Chabad leaders say their mission isn't serving as a travel service for Orthodox Jews. Nonetheless, there is an interest in making the wider world, especially wilderness areas, accessible to religious vacationers.

“Without the Chabad, visiting Wyoming would be much more complicated,” says Eli Bienenstock, a Toronto physician who vacationed with his family in Jackson in August. “It would come at a spiritual price, which for me could be a deal-breaker.”

He skipped a trip to Yellowstone and the Grand Tetons a few years ago, before his youngest child was walking, because there was no eruv—a rabbi-certified private place—between the Chabad and a hotel. This summer, the family of seven took advantage of Rabbi Mendelsohn's hospitality, ordering $350 of Sabbath fare delivered to their hotel and hearing a Torah reading Saturday morning.

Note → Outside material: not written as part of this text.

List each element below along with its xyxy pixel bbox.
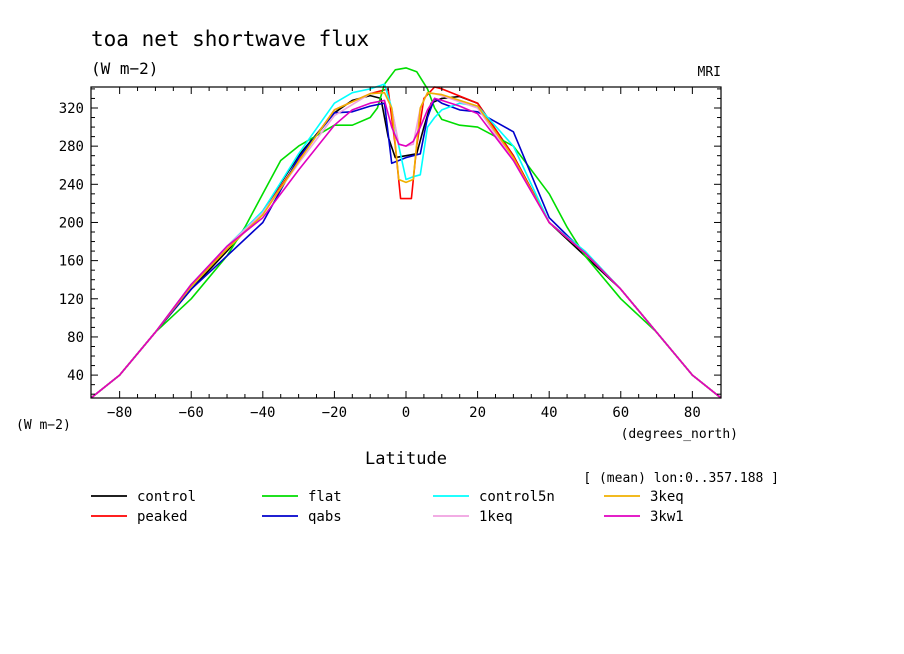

In Grand Teton National Park on a weekend last month, Rabbi Mendelsohn and his wife shouldered baby harnesses to tromp the woods with three children in search of co-religionists. He carried the traditional shofar ram's horn that Jews blow to welcome the coming New Year.

This time of year, Rabbi Mendelsohn blows his shofar whenever he finds a Jewish person, coaxing from the instrument staccato notes that sound remarkably like an elk's call. Visitors on the trail seemed charmed, if a little bewildered, meeting a rustic rabbi blowing his horn.

“It's beautiful hearing it out here in the wilderness,” said New Yorker Susan Kurtz, who was on horseback. Richard Erenstone, of Lake Placid, N.Y., found it “delightfully out of place.”

Such encounters give the rabbi an opportunity not only to practice his faith, but also to hone his delivery of a running joke. “I hope this doesn't attract any elk,” he said.